Mobile malware is no longer a threat that is still over the horizon. And it is not just spammers and crooks who are out to get you.

Knowing what you are fighting is an important part of protection, says Charles Brookson of mobile consultancy Azenby.

Brookson designed the A5/1 and subsequent encryption standards for GSM. He heads the security group of the European Telecommunications Standards Institute and the GSM Association security group, so he is not just a person who knows about mobile security but one who draws up the rules.

Hell hath no fury

Brookson points out that falling foul of general malware is very different to being targeted by a rival, jealous spouses or governments.

The three ‘E’s of mobile data security are engineering, enforcement and education. Perhaps the most common type of engineering solution is the secure container. This takes the form of a sand-boxed run-time environment, often based on the NSA-derived Security-Enhanced Linux.

Daniel Brodie of Lacoon Mobile Security explains: “This is done by encrypting the data on the phone and providing additional data security features, such as copy-paste data loss prevention.

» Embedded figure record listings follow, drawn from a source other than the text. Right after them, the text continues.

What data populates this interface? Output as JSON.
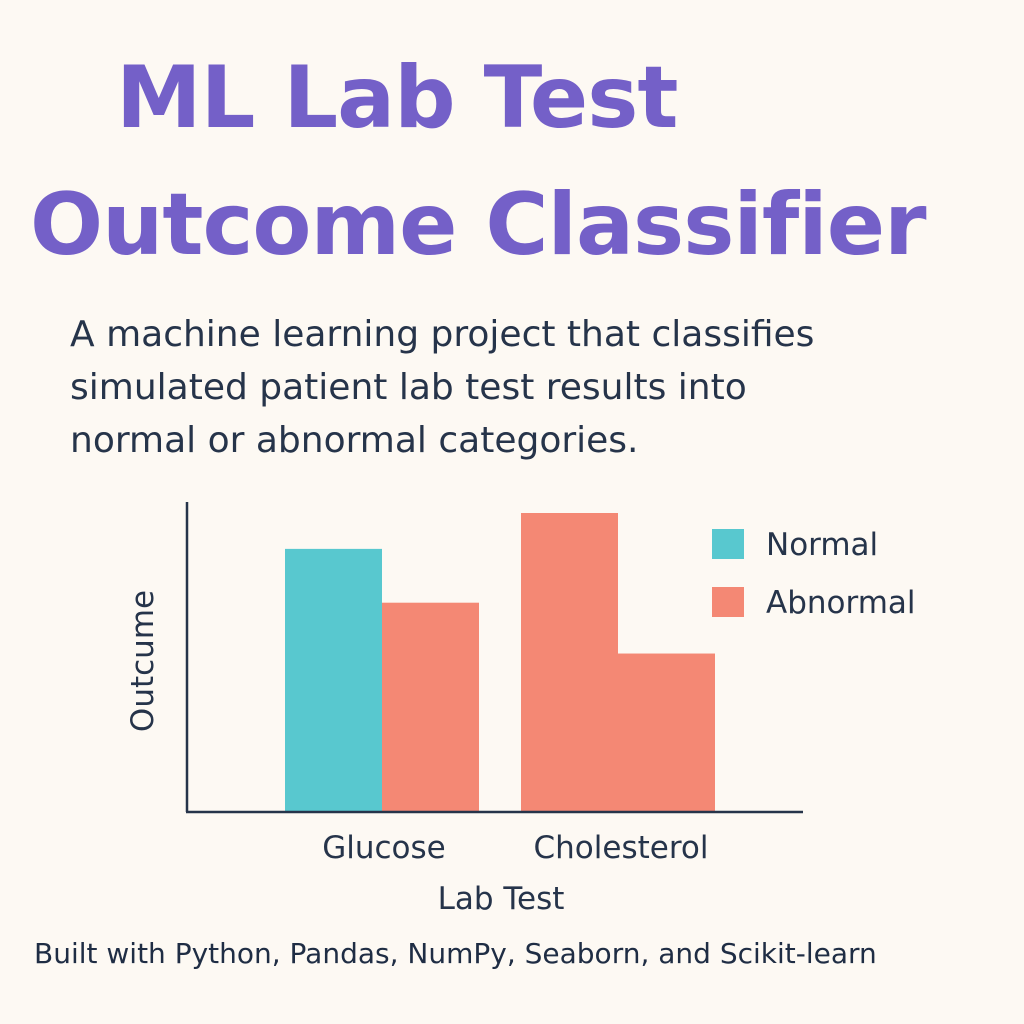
{
  "title": {
    "line1": "ML Lab Test",
    "line2": "Outcome Classifier"
  },
  "description": {
    "line1": "A machine learning project that classifies",
    "line2": "simulated patient lab test results into",
    "line3": "normal or abnormal categories."
  },
  "footer": "Built with Python, Pandas, NumPy, Seaborn, and Scikit-learn",
  "colors": {
    "title": "#7460c8",
    "text": "#26344a",
    "normal": "#58c8cf",
    "abnormal": "#f48874",
    "axis": "#26344a",
    "background": "#fdf9f3"
  },
  "chart_data": {
    "type": "bar",
    "title": "",
    "xlabel": "Lab Test",
    "ylabel": "Outcume",
    "categories": [
      "Glucose",
      "Cholesterol"
    ],
    "series": [
      {
        "name": "Normal",
        "color": "#58c8cf",
        "values": [
          88,
          null
        ]
      },
      {
        "name": "Abnormal",
        "color": "#f48874",
        "values": [
          70,
          100
        ]
      },
      {
        "name": "Abnormal",
        "color": "#f48874",
        "values": [
          null,
          53
        ]
      }
    ],
    "legend": [
      {
        "label": "Normal",
        "color": "#58c8cf"
      },
      {
        "label": "Abnormal",
        "color": "#f48874"
      }
    ],
    "ylim": [
      0,
      100
    ],
    "grid": false,
    "legend_position": "top-right"
  }
}
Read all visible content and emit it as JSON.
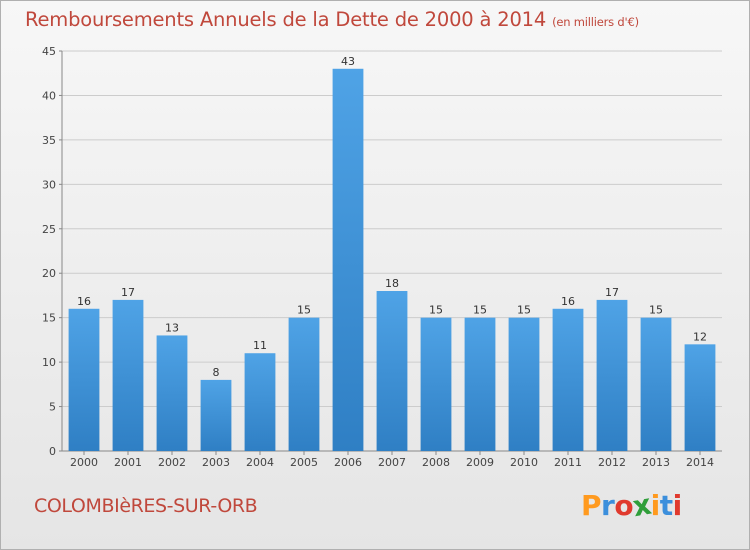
{
  "header": {
    "title": "Remboursements Annuels de la Dette de 2000 à 2014",
    "unit": "(en milliers d'€)"
  },
  "footer": {
    "commune": "COLOMBIèRES-SUR-ORB",
    "logo_letters": [
      "P",
      "r",
      "o",
      "x",
      "i",
      "t",
      "i"
    ],
    "logo_colors": [
      "#ff9a1f",
      "#3c8fdc",
      "#e03a2e",
      "#2f9e3a",
      "#ff9a1f",
      "#3c8fdc",
      "#e03a2e"
    ]
  },
  "colors": {
    "bar": "#4fa3e6",
    "bar_dark": "#2f7fc4",
    "title": "#c0483c",
    "grid": "#cccccc"
  },
  "chart_data": {
    "type": "bar",
    "categories": [
      "2000",
      "2001",
      "2002",
      "2003",
      "2004",
      "2005",
      "2006",
      "2007",
      "2008",
      "2009",
      "2010",
      "2011",
      "2012",
      "2013",
      "2014"
    ],
    "values": [
      16,
      17,
      13,
      8,
      11,
      15,
      43,
      18,
      15,
      15,
      15,
      16,
      17,
      15,
      12
    ],
    "ylim": [
      0,
      45
    ],
    "yticks": [
      0,
      5,
      10,
      15,
      20,
      25,
      30,
      35,
      40,
      45
    ],
    "grid": true,
    "data_labels": true
  }
}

“A common scenario is for secure containers to enable companies to perform a remote-wipe only on an ex-employee’s business data, rather than removing all mobile data, thus relieving the anguish (and possibly also the legal ramifications) of deleting the employee’s personal photographs as well.“

The secure container can be on a standard phone. The US security firm General Dynamics bought the company OK Labs for its security container, which it runs on LG phones sold to the US marines.

The recent vulnerability in the Exynos5 chipset in the drivers used by the camera and multimedia devices creates a hidden Suid (set owner user ID) binary and uses it for privileged operations, such as reading the mobile logs. The file is placed in an execute-only directory, which allows it to remain hidden from most root detectors.

The spy-phone listens to events in the Android debug bridge logs. These logs, and their corresponding access permissions, differ between Android versions. For versions 2.3 or less, it is possible to simply use the logging permissions.

For Android version 4.0 and higher, root permissions are required to view the logs. The spy-phone waits for a log event that signifies that the user is reading an email; by dumping the heap it can work out the email structure and send the mail on to whoever is doing the spying.

This of course needs both a very determined attack and a set of circumstances, but the engineering lesson here is to keep operating systems up to date.

Down to earth

The main reason most security professionals praise BlackBerry's security is its end-to-end service. Keeping control of the servers is as important as keeping control of the device.

It is not just the data on the device that companies need to worry about. According to Brookson, mail should be hosted on a server at the company premises.

This might be hugely unfashionable in the era of the cloud. But really, if your users are backing up their most sensitive data over the air, you should know where they are backing it up to.

And don’t forget voice. Many companies have to record calls for regulatory reasons. In the UK this is mandated by the Financial Conduct Authority, which was set up in the fallout of the bank mis-selling scandal.